Collection Subject Analysis

Subject and Collection Table with Bubble Plot

Data provided in a table is concise and understandable. Sized bubbles add another dimension of data to a standard format.

bubble = alt.Chart(source, width=400, height = 400).mark_circle(size=300).encode(
    alt.X('collection:N'),
    alt.Y('subject:N'),
    color=alt.Color('subject',
                     scale=alt.Scale(scheme='tableau10'),
                     legend= None),
    size=alt.Size('sum(revenue)', scale=alt.Scale(range=[0,1500]), title= "revenue USD"),
    tooltip= [alt.Tooltip('sum(revenue)', format="$"+'.2f', title="revenue")]

).interactive()



Identifying Which Subjects Generate Most Revenue per Collection

All of the collections in this study cover multiple subjects. By organizing the collections and subjects in a table with a 3rd dimension of bubble size to represent revenue, the viewer can identify the strengths of each collection. Hovering over each bubble shows earned revenue amounts in a tooltip.





Filtering Sales Data by Collection and Other Attributes

Plotting individual assets by times sold (x-axis) and revenue earned (y-axis) allow the viewer to see selling trends for the images.

scales = alt.selection_interval(empty='all' ,bind='scales',)
selection = alt.selection_multi(fields=['subject', 'collection'])
color = alt.condition(selection,
                      alt.Color('subject:N', legend=None,
                                    scale=alt.Scale(scheme='dark2')),
                      alt.value('transparent'))
scatter = alt.Chart(source).mark_point().encode(
    x = alt.X('transactions:Q', scale=alt.Scale(zero=False,type='log')),
    y= alt.Y('revenue:Q', scale=alt.Scale(zero=False,type='sqrt')) ,
    color= color,
).add_selection(scales).interactive()

legend = alt.Chart(source).mark_rect().encode(
    y=alt.Y('subject:N', axis=alt.Axis(orient='right')),
    x='collection:N',
    color=color
).transform_filter( scales ).add_selection(
    selection
).properties(title="select dimension")



Interactive Legend Gives User Filtering Control

The viewer has flexibility to select subsets of photographs by subject and collection. The tooltip provides detailed information about earnings and other variables for the individual pictures(points) on hover.
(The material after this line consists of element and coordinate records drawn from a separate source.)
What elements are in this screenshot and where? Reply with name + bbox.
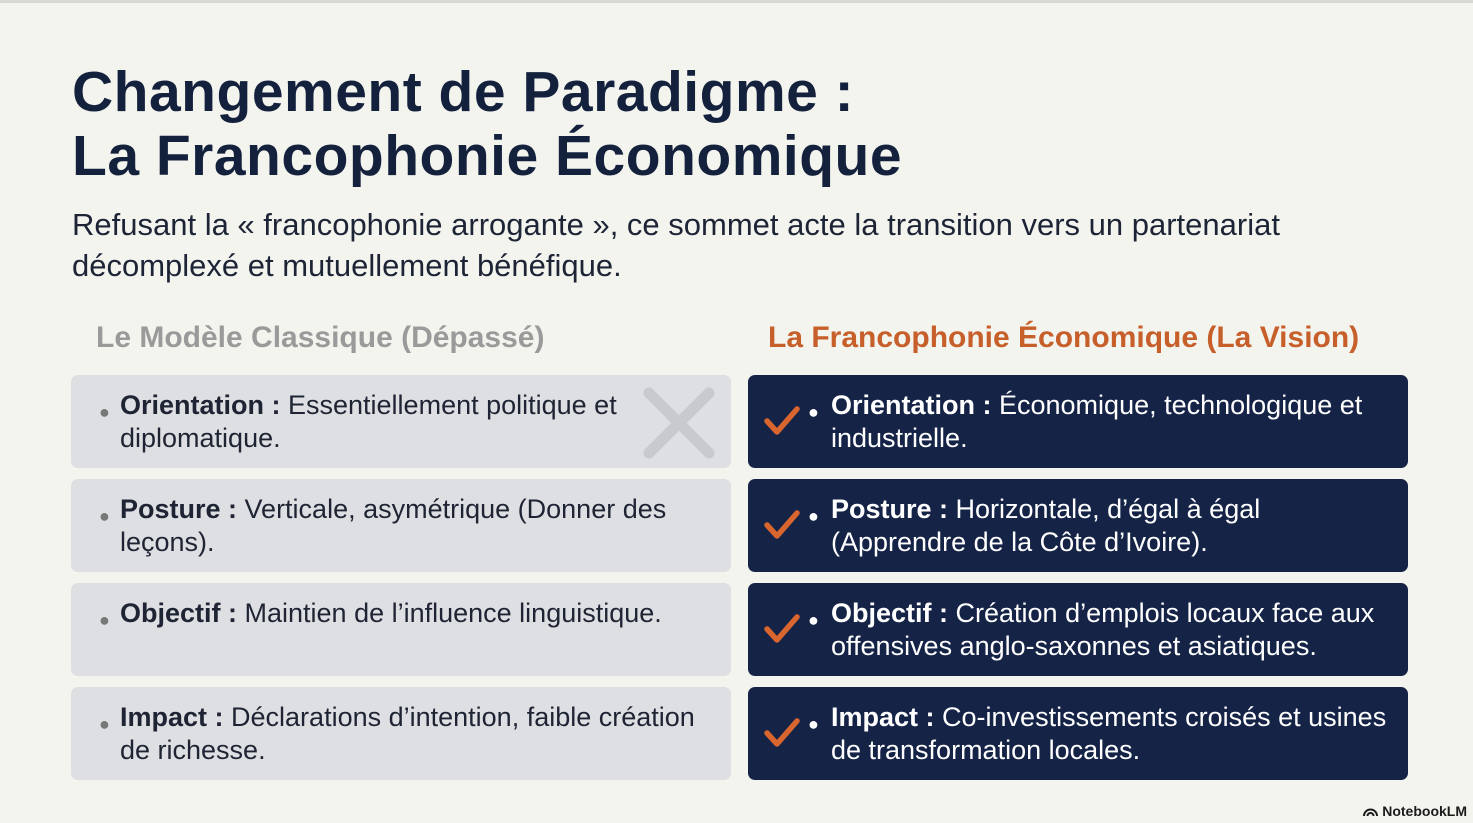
card-label: Objectif :: [831, 598, 949, 628]
card-description: Création d’emplois locaux face aux offensives anglo-saxonnes et asiatiques.: [831, 598, 1375, 661]
card-label: Posture :: [120, 494, 238, 524]
card-text: [831, 701, 1398, 767]
card-label: Objectif :: [120, 598, 238, 628]
card-text: [831, 389, 1398, 455]
notebooklm-logo-icon: [1363, 805, 1378, 817]
classic-card-posture: [71, 479, 731, 572]
card-description: Co-investissements croisés et usines de transformation locales.: [831, 702, 1387, 765]
notebooklm-brand: [1363, 803, 1467, 819]
card-text: [120, 701, 701, 767]
card-text: [831, 493, 1398, 559]
bullet-dot: ●: [808, 506, 819, 526]
card-description: Maintien de l’influence linguistique.: [237, 598, 662, 628]
page-title-line-2: La Francophonie Économique: [72, 124, 903, 188]
bullet-dot: ●: [99, 714, 110, 734]
card-label: Impact :: [120, 702, 224, 732]
card-label: Orientation :: [831, 390, 992, 420]
vision-card-objectif: [748, 583, 1408, 676]
card-label: Impact :: [831, 702, 935, 732]
economic-vision-heading: La Francophonie Économique (La Vision): [768, 321, 1360, 354]
bullet-dot: ●: [99, 402, 110, 422]
card-text: [831, 597, 1398, 663]
card-text: [120, 493, 701, 559]
classic-card-orientation: [71, 375, 731, 468]
bullet-dot: ●: [99, 610, 110, 630]
bullet-dot: ●: [808, 714, 819, 734]
card-description: Verticale, asymétrique (Donner des leçons).: [120, 494, 667, 557]
vision-card-impact: [748, 687, 1408, 780]
card-label: Orientation :: [120, 390, 281, 420]
card-description: Économique, technologique et industrielle.: [831, 390, 1363, 453]
classic-model-column: [71, 375, 731, 780]
bullet-dot: ●: [99, 506, 110, 526]
checkmark-icon: [762, 505, 802, 545]
economic-vision-column: [748, 375, 1408, 780]
brand-label: NotebookLM: [1382, 803, 1467, 819]
card-text: [120, 597, 701, 630]
classic-card-objectif: [71, 583, 731, 676]
checkmark-icon: [762, 609, 802, 649]
checkmark-icon: [762, 713, 802, 753]
classic-model-heading: Le Modèle Classique (Dépassé): [96, 321, 545, 354]
bullet-dot: ●: [808, 402, 819, 422]
card-description: Déclarations d’intention, faible création de richesse.: [120, 702, 695, 765]
page-subtitle: Refusant la « francophonie arrogante », ce sommet acte la transition vers un partenariat décomplexé et mutuellement bénéfique.: [72, 207, 1280, 283]
bullet-dot: ●: [808, 610, 819, 630]
checkmark-icon: [762, 401, 802, 441]
vision-card-orientation: [748, 375, 1408, 468]
card-description: Essentiellement politique et diplomatique.: [120, 390, 617, 453]
card-description: Horizontale, d’égal à égal (Apprendre de la Côte d’Ivoire).: [831, 494, 1261, 557]
top-divider: [0, 0, 1473, 3]
page-title-line-1: Changement de Paradigme :: [72, 60, 855, 124]
x-mark-icon: [641, 385, 717, 461]
vision-card-posture: [748, 479, 1408, 572]
card-label: Posture :: [831, 494, 949, 524]
classic-card-impact: [71, 687, 731, 780]
card-text: [120, 389, 701, 455]
page-title: [72, 60, 902, 188]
Multiple blocks may be selcted with Shift key.



Multiple Interactive Charts and Legend

Connecting multiple charts with clickable filtering allows the user to slice data by additional variables within a large image collection.

bars= alt.Chart(source).mark_bar().encode(
    alt.X('count(subject):Q', title = 'image count'),
    y='subject:N',
    color=alt.Color('collection:N',
                     scale=alt.Scale(scheme='tableau10'),
                     legend= None),
    tooltip=[alt.Tooltip('count(filename):Q', title = 'image count')],
).transform_filter(selector).add_selection(
    selector
)
ppl_bars= alt.Chart(source).mark_bar().encode(
    alt.X('count(people_no_people):Q', title = 'image count'),
    y='people_no_people:N',
    color=alt.Color('collection:N',
                     scale=alt.Scale(scheme='tableau10'),
                     legend= None),
    tooltip=[alt.Tooltip('count(filename):Q', title = 'image count')],
    opacity = alt.Opacity('people_no_people:N'),
 ).transform_filter(selector).interactive()



Filtering Across Multiple Variables

Tooltips on hover, scrolling to zoom, and clickable charts allow the user to understand the qualitative and quantitative measures of these collections. In this chart group, the metric of “people/no_people” indicates whether people are depicted in the images. Opacity distinctions and color distinctions bring more visual cues into the data visualization.